Illustration: Cathy Wilcox
Last month my Sydney University colleagues un-discovered Sandy Island in the south-western Pacific, in the course of their work to get a better understanding of our regional sea-bed. Their research vessel, the Southern Surveyor, sailed through where it was meant to be located, according to Google Earth and navigational charts dating to 1908. Another colleague, on leave in Mumbai, read about the vanished island halfway between Australia and New Caledonia, in his morning newspaper. News of the phantom island had gone viral. Nothing about the Pacific in recent years has attracted such national and global interest. The unreality of the Pacific dramatically triumphed over its reality.
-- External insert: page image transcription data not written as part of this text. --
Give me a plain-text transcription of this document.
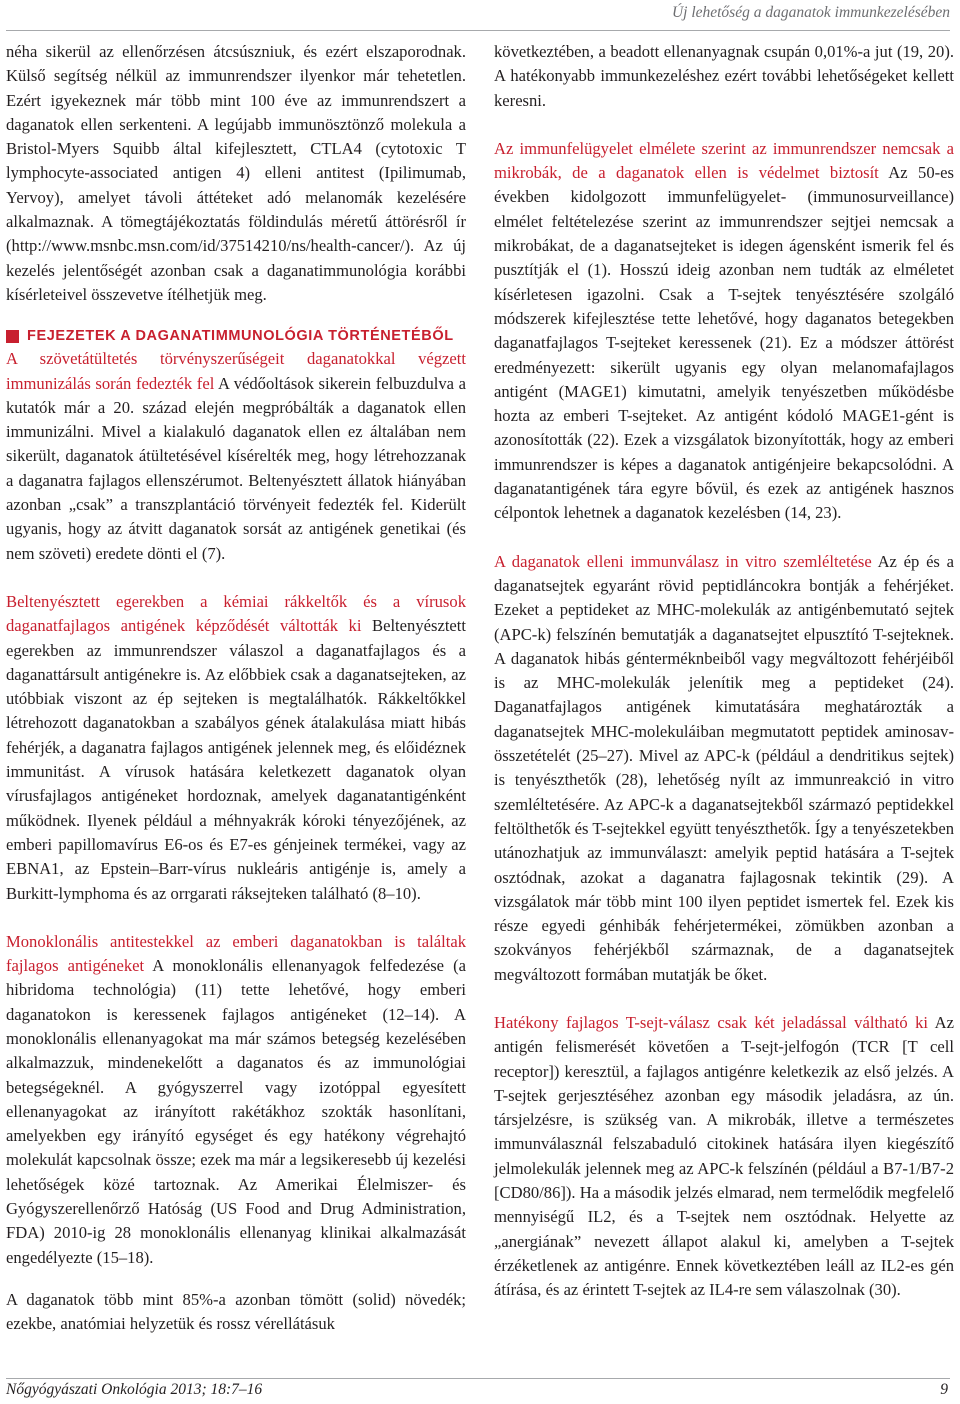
Új lehetőség a daganatok immunkezelésében

néha sikerül az ellenőrzésen átcsúszniuk, és ezért elszaporodnak. Külső segítség nélkül az immunrendszer ilyenkor már tehetetlen. Ezért igyekeznek már több mint 100 éve az immunrendszert a daganatok ellen serkenteni. A legújabb immunösztönző molekula a Bristol-Myers Squibb által kifejlesztett, CTLA4 (cytotoxic T lymphocyte-associated antigen 4) elleni antitest (Ipilimumab, Yervoy), amelyet távoli áttéteket adó melanomák kezelésére alkalmaznak. A tömegtájékoztatás földindulás méretű áttörésről ír (http://www.msnbc.msn.com/id/37514210/ns/health-cancer/). Az új kezelés jelentőségét azonban csak a daganatimmunológia korábbi kísérleteivel összevetve ítélhetjük meg.

FEJEZETEK A DAGANATIMMUNOLÓGIA TÖRTÉNETÉBŐL

A szövetátültetés törvényszerűségeit daganatokkal végzett immunizálás során fedezték fel A védőoltások sikerein felbuzdulva a kutatók már a 20. század elején megpróbálták a daganatok ellen immunizálni. Mivel a kialakuló daganatok ellen ez általában nem sikerült, daganatok átültetésével kísérelték meg, hogy létrehozzanak a daganatra fajlagos ellenszérumot. Beltenyésztett állatok hiányában azonban „csak” a transzplantáció törvényeit fedezték fel. Kiderült ugyanis, hogy az átvitt daganatok sorsát az antigének genetikai (és nem szöveti) eredete dönti el (7).

Beltenyésztett egerekben a kémiai rákkeltők és a vírusok daganatfajlagos antigének képződését váltották ki Beltenyésztett egerekben az immunrendszer válaszol a daganatfajlagos és a daganattársult antigénekre is. Az előbbiek csak a daganatsejteken, az utóbbiak viszont az ép sejteken is megtalálhatók. Rákkeltőkkel létrehozott daganatokban a szabályos gének átalakulása miatt hibás fehérjék, a daganatra fajlagos antigének jelennek meg, és előidéznek immunitást. A vírusok hatására keletkezett daganatok olyan vírusfajlagos antigéneket hordoznak, amelyek daganatantigénként működnek. Ilyenek például a méhnyakrák kóroki tényezőjének, az emberi papillomavírus E6-os és E7-es génjeinek termékei, vagy az EBNA1, az Epstein–Barr-vírus nukleáris antigénje is, amely a Burkitt-lymphoma és az orrgarati ráksejteken található (8–10).

Monoklonális antitestekkel az emberi daganatokban is találtak fajlagos antigéneket A monoklonális ellenanyagok felfedezése (a hibridoma technológia) (11) tette lehetővé, hogy emberi daganatokon is keressenek fajlagos antigéneket (12–14). A monoklonális ellenanyagokat ma már számos betegség kezelésében alkalmazzuk, mindenekelőtt a daganatos és az immunológiai betegségeknél. A gyógyszerrel vagy izotóppal egyesített ellenanyagokat az irányított rakétákhoz szokták hasonlítani, amelyekben egy irányító egységet és egy hatékony végrehajtó molekulát kapcsolnak össze; ezek ma már a legsikeresebb új kezelési lehetőségek közé tartoznak. Az Amerikai Élelmiszer- és Gyógyszerellenőrző Hatóság (US Food and Drug Administration, FDA) 2010-ig 28 monoklonális ellenanyag klinikai alkalmazását engedélyezte (15–18).

A daganatok több mint 85%-a azonban tömött (solid) növedék; ezekbe, anatómiai helyzetük és rossz vérellátásuk

következtében, a beadott ellenanyagnak csupán 0,01%-a jut (19, 20). A hatékonyabb immunkezeléshez ezért további lehetőségeket kellett keresni.

Az immunfelügyelet elmélete szerint az immunrendszer nemcsak a mikrobák, de a daganatok ellen is védelmet biztosít Az 50-es években kidolgozott immunfelügyelet- (immunosurveillance) elmélet feltételezése szerint az immunrendszer sejtjei nemcsak a mikrobákat, de a daganatsejteket is idegen ágensként ismerik fel és pusztítják el (1). Hosszú ideig azonban nem tudták az elméletet kísérletesen igazolni. Csak a T-sejtek tenyésztésére szolgáló módszerek kifejlesztése tette lehetővé, hogy daganatos betegekben daganatfajlagos T-sejteket keressenek (21). Ez a módszer áttörést eredményezett: sikerült ugyanis egy olyan melanomafajlagos antigént (MAGE1) kimutatni, amelyik tenyészetben működésbe hozta az emberi T-sejteket. Az antigént kódoló MAGE1-gént is azonosították (22). Ezek a vizsgálatok bizonyították, hogy az emberi immunrendszer is képes a daganatok antigénjeire bekapcsolódni. A daganatantigének tára egyre bővül, és ezek az antigének hasznos célpontok lehetnek a daganatok kezelésben (14, 23).

A daganatok elleni immunválasz in vitro szemléltetése Az ép és a daganatsejtek egyaránt rövid peptidláncokra bontják a fehérjéket. Ezeket a peptideket az MHC-molekulák az antigénbemutató sejtek (APC-k) felszínén bemutatják a daganatsejtet elpusztító T-sejteknek. A daganatok hibás génterméknbeiből vagy megváltozott fehérjéiből is az MHC-molekulák jelenítik meg a peptideket (24). Daganatfajlagos antigének kimutatására meghatározták a daganatsejtek MHC-molekuláiban megmutatott peptidek aminosav-összetételét (25–27). Mivel az APC-k (például a dendritikus sejtek) is tenyészthetők (28), lehetőség nyílt az immunreakció in vitro szemléltetésére. Az APC-k a daganatsejtekből származó peptidekkel feltölthetők és T-sejtekkel együtt tenyészthetők. Így a tenyészetekben utánozhatjuk az immunválaszt: amelyik peptid hatására a T-sejtek osztódnak, azokat a daganatra fajlagosnak tekintik (29). A vizsgálatok már több mint 100 ilyen peptidet ismertek fel. Ezek kis része egyedi génhibák fehérjetermékei, zömükben azonban a szokványos fehérjékből származnak, de a daganatsejtek megváltozott formában mutatják be őket.

Hatékony fajlagos T-sejt-válasz csak két jeladással váltható ki Az antigén felismerését követően a T-sejt-jelfogón (TCR [T cell receptor]) keresztül, a fajlagos antigénre keletkezik az első jelzés. A T-sejtek gerjesztéséhez azonban egy második jeladásra, az ún. társjelzésre, is szükség van. A mikrobák, illetve a természetes immunválasznál felszabaduló citokinek hatására ilyen kiegészítő jelmolekulák jelennek meg az APC-k felszínén (például a B7-1/B7-2 [CD80/86]). Ha a második jelzés elmarad, nem termelődik megfelelő mennyiségű IL2, és a T-sejtek nem osztódnak. Helyette az „anergiának” nevezett állapot alakul ki, amelyben a T-sejtek érzéketlenek az antigénre. Ennek következtében leáll az IL2-es gén átírása, és az érintett T-sejtek az IL4-re sem válaszolnak (30).

Nőgyógyászati Onkológia 2013; 18:7–16	9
The reason my geological colleagues were investigating the seabed was because it is so poorly explored. Mars and the moon are better known. The human landscape, too, is suffering the same fate. We simply know too little - and perhaps care too little - about this ever-changing and diverse region at our doorsteps. Sadly, the few news stories in recent months have almost exclusively focused on the latter-day ''Pacific solution'' utilising Papua New Guinea's Manus Island and Nauru.
Each year I give geography students a blank map of the Pacific and ask them to identify the islands. Each year the responses get worse. Bali and Thailand they place incorrectly in the South Pacific. Our South Pacific neighbours, too have fallen off world geopolitical maps - not just Sandy Island.
The Pacific is changing dramatically. To our north Bougainville will have a referendum in a couple of years to determine if it will choose independence from PNG; New Caledonia will contemplate a similar question on independence from France.
New governments have recently been elected in PNG and Vanuatu. What might that mean for Australia? Such considerations are important given that Australia provides half of all aid to PNG and the Pacific Island countries ($1.17 billion in 2012-13), in a region where China has recently become a significant donor. Poverty has become increasingly visible in the expanding urban areas of the Pacific - now housing about half the region's population, often in squatter settlements, where not long ago islanders were presumed to live in tranquil rural villages. Diabetes has reached epidemic proportions, straining and distorting health budgets. Stability, too, has posed problems in the Solomon Islands where Australian forces remain.
Just as mining is changing Australia so it is changing the face of the western Pacific. The massive ExxonMobil Hides liquefied natural gas project will come on line in the southern highlands of PNG next year. The future of Fiji remains uncertain - will democratic elections ever be held? Will Australia recognise the military government? Will it return to the Commonwealth? These are troubling questions for a country that houses the regional University of the South Pacific and many Pacific regional organisations. Its stability is crucial.
Meanwhile, smaller states face uncertain environmental futures. Tuvalu has long been regarded as the canary in the coalmine of climate change and sea level rises, but the rather larger Kiribati and the Marshall Islands face similar circumstances. Their more immediate problems are the fluctuations of El Nino/La Nina and their weak economies constrained by isolation and the limitations of idyllic yet unproductive atolls.
Migration has become one gradually more secure future for many islanders. More than half of all ethnic Samoans and Tongans live overseas. These migrants are anxious to participate in Australia's seasonal agricultural work programs, where workers come for up to seven months and return with a few thousand dollars - a massive boost to household economies. Two years ago on the tiny Vanuatu outer island of Aniwa I watched the World Cup, using a satellite dish that came from these earnings.
The single item that is sweeping through the Pacific and revolutionising change in the region is the mobile phone. Sixty per cent of islanders have access to one. Almost a million are Facebook users. In PNG in April social media brought together thousands of people for a political protest. Islanders have become more literate, more familiar with market prices and their social worlds have expanded.
We can be excused for not knowing about Sandy Island, but we need to rediscover the Pacific's real islands.
John Connell is professor of geography in the school of geosciences at the University of Sydney.